We just got Adam Levin's new book The Instructions today, and I'm happy to say that it has a hold list - meaning there's a queue of people waiting to read it, and here I was about to write off Lexington's reading population as a bunch of blue-haired, middle-aged women looking for softcore bestiality porn - I mean, erm, paranormal romance. Sorry. Sorry.
The Instructions is published by McSweeney's:

Beginning with a chance encounter with the beautiful Eliza June Watermark and ending, four days and 900 pages later, with the Events of November 17, this is the story of Gurion Maccabee, age ten: a lover, a fighter, a scholar, and a truly spectacular talker. Expelled from three Jewish day-schools for acts of violence and messianic tendencies, Gurion ends up in the Cage, a special lockdown program for the most hopeless cases of Aptakisic Junior High. Separated from his scholarly followers, Gurion becomes a leader of a very different sort, with righteous aims building to a revolution of troubling intensity.

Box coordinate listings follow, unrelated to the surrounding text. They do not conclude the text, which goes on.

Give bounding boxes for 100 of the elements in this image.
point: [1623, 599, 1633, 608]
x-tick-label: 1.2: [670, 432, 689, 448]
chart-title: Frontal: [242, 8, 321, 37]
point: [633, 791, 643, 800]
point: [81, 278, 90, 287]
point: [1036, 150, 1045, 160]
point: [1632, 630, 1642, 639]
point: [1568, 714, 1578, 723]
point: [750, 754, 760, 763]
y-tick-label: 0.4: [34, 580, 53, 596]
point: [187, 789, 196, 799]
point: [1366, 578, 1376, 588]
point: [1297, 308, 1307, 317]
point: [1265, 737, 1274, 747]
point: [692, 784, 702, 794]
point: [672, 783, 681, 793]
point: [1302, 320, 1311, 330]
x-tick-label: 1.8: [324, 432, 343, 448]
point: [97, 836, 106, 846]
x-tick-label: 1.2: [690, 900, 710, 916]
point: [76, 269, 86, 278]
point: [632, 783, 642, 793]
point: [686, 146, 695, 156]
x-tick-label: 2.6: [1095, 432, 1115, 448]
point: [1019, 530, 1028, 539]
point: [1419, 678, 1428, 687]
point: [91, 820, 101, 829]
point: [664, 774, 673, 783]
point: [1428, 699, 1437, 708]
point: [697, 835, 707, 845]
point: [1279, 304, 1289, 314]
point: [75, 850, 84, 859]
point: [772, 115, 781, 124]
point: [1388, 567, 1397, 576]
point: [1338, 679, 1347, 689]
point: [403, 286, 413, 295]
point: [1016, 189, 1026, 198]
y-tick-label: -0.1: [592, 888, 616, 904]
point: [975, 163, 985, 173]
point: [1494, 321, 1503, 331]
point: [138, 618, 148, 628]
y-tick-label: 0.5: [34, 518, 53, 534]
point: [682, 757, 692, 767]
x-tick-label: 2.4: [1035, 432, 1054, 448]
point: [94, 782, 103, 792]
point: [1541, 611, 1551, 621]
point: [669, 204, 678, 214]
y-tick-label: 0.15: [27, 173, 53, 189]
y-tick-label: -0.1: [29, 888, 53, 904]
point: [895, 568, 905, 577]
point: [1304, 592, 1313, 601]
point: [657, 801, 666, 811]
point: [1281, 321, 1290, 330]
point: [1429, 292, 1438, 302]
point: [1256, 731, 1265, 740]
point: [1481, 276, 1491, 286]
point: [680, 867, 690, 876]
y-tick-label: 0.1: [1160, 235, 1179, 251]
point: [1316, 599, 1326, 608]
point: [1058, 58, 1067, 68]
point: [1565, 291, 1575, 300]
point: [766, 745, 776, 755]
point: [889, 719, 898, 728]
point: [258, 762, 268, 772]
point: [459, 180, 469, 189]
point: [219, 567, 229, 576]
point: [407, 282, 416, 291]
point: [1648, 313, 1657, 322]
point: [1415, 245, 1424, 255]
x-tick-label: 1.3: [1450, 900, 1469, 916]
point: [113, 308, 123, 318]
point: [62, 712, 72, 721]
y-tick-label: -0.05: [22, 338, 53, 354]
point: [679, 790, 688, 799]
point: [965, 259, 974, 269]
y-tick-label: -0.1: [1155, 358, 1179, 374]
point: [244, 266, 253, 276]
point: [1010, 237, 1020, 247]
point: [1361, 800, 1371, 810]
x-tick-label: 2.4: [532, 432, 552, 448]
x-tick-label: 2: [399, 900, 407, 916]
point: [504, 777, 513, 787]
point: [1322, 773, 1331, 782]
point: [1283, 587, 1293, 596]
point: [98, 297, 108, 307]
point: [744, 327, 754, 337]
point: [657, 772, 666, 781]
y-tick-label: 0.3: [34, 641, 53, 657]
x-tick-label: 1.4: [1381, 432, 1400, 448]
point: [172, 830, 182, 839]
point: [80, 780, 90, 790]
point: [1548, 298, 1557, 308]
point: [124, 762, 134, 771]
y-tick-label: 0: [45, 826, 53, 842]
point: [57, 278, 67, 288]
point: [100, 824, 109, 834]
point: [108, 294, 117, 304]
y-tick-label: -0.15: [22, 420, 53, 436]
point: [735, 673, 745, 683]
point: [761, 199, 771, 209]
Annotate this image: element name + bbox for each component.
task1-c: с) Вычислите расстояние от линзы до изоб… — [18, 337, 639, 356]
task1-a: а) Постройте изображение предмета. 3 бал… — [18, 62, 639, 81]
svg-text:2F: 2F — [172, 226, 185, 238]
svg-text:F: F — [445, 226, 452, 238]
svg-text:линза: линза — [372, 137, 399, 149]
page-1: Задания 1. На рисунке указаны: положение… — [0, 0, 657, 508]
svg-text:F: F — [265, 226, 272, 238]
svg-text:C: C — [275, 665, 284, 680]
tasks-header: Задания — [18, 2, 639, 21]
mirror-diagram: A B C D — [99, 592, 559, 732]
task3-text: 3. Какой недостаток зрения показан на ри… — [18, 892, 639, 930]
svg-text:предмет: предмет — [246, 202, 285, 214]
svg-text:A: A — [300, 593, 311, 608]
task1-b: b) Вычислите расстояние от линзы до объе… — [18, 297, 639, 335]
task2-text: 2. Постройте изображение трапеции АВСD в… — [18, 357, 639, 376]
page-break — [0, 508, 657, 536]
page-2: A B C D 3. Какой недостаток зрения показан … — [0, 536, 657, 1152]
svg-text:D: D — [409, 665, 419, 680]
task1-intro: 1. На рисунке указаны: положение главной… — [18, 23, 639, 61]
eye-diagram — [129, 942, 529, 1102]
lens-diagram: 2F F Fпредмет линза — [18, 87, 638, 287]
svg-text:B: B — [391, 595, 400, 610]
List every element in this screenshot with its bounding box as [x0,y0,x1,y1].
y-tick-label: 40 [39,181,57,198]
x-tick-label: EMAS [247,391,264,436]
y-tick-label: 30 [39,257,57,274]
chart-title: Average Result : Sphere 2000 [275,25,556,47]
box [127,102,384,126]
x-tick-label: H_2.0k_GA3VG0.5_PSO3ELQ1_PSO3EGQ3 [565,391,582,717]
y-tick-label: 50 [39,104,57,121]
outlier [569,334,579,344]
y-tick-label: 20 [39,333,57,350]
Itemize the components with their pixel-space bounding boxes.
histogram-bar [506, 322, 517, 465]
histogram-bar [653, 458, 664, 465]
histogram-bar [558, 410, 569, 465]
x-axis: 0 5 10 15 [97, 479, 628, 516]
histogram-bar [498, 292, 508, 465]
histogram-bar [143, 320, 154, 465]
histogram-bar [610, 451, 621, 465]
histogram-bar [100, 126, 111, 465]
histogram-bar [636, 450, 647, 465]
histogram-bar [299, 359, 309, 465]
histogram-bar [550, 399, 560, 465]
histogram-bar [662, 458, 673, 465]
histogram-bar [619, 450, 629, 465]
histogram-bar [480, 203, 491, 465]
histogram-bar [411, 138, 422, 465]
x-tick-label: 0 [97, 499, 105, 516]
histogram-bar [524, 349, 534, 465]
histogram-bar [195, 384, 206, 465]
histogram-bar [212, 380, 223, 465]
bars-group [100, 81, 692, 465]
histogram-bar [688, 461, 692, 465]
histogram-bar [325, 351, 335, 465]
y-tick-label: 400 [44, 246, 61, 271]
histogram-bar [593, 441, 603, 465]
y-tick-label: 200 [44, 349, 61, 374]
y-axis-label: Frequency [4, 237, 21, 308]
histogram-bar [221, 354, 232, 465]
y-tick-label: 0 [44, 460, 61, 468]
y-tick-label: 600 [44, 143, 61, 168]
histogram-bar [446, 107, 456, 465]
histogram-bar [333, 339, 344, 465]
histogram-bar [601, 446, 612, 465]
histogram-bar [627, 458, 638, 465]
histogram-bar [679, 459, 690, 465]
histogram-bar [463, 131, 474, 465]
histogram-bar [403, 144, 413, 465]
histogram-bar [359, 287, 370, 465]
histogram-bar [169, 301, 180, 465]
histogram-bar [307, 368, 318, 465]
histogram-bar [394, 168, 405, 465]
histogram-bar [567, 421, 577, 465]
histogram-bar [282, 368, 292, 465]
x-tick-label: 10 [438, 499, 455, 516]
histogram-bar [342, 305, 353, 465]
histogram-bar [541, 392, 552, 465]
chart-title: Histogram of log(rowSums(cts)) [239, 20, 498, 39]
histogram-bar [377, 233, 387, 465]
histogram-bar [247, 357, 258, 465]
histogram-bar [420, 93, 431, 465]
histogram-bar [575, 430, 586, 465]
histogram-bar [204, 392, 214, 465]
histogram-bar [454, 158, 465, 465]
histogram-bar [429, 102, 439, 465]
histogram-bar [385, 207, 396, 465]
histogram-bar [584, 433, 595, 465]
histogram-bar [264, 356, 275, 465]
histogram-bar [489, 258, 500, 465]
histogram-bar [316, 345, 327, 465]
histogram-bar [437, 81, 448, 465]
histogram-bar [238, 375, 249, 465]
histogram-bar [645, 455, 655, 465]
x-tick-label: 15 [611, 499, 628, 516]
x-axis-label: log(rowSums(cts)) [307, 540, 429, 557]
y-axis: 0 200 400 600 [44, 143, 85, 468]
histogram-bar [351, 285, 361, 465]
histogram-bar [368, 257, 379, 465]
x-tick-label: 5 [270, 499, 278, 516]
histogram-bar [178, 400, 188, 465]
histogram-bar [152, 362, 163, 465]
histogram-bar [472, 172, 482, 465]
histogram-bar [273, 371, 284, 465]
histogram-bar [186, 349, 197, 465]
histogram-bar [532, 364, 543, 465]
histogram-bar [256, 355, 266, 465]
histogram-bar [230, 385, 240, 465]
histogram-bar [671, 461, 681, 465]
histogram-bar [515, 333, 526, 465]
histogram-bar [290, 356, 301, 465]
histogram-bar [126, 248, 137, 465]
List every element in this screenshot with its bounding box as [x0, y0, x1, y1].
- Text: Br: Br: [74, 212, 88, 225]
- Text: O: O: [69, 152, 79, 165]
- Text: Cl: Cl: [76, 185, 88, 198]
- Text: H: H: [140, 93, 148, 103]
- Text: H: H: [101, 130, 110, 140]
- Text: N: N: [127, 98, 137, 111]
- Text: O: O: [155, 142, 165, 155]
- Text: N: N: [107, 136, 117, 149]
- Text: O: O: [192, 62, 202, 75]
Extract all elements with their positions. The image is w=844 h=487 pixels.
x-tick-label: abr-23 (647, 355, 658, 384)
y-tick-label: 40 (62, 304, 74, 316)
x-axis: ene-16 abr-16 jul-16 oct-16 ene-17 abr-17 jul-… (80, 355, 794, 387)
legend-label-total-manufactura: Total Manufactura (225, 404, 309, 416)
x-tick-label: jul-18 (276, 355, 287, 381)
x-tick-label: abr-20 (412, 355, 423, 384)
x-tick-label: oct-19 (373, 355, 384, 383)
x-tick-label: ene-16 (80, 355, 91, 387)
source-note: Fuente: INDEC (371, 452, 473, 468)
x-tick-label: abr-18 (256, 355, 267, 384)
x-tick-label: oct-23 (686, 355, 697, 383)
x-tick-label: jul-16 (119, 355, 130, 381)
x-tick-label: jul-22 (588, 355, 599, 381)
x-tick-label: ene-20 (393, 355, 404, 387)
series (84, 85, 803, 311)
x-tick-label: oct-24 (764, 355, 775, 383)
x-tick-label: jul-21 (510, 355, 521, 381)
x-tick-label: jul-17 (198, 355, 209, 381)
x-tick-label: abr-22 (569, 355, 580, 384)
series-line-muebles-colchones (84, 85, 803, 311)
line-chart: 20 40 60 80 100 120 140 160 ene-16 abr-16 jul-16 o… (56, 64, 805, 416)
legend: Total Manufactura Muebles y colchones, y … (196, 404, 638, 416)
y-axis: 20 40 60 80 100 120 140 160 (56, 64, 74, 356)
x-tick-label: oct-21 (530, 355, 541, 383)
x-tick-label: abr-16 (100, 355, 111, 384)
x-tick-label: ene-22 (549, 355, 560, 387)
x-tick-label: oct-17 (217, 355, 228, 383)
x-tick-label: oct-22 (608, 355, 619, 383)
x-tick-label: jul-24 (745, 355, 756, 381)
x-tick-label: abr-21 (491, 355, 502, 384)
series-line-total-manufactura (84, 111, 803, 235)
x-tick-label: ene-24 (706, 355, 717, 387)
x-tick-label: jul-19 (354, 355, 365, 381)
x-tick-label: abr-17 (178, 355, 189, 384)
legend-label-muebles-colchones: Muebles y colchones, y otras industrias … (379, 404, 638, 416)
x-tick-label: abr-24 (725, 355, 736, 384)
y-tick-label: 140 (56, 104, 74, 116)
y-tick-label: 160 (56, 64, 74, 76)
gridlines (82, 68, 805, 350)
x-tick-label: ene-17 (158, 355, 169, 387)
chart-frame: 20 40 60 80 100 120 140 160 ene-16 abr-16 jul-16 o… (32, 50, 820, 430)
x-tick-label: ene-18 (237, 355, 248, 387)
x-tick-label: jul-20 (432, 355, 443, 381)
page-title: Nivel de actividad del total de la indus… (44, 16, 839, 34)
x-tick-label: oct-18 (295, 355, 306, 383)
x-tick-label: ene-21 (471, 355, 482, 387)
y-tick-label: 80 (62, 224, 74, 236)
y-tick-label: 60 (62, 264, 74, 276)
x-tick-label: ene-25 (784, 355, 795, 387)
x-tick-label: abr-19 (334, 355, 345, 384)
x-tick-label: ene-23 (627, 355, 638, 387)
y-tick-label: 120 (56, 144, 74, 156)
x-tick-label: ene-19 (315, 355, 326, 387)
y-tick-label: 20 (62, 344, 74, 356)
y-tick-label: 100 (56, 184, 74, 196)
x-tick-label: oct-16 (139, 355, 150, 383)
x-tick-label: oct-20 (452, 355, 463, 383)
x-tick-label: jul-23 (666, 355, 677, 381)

The Instructions is an absolutely singular work of fiction by an important new talent. Combining the crackling voice of Philip Roth with the encyclopedic mind of David Foster Wallace, Adam Levin has shaped a world driven equally by moral fervor and slapstick comedy—a novel that is muscular and exuberant, troubling and empathetic, monumental, breakneck, romantic, and unforgettable.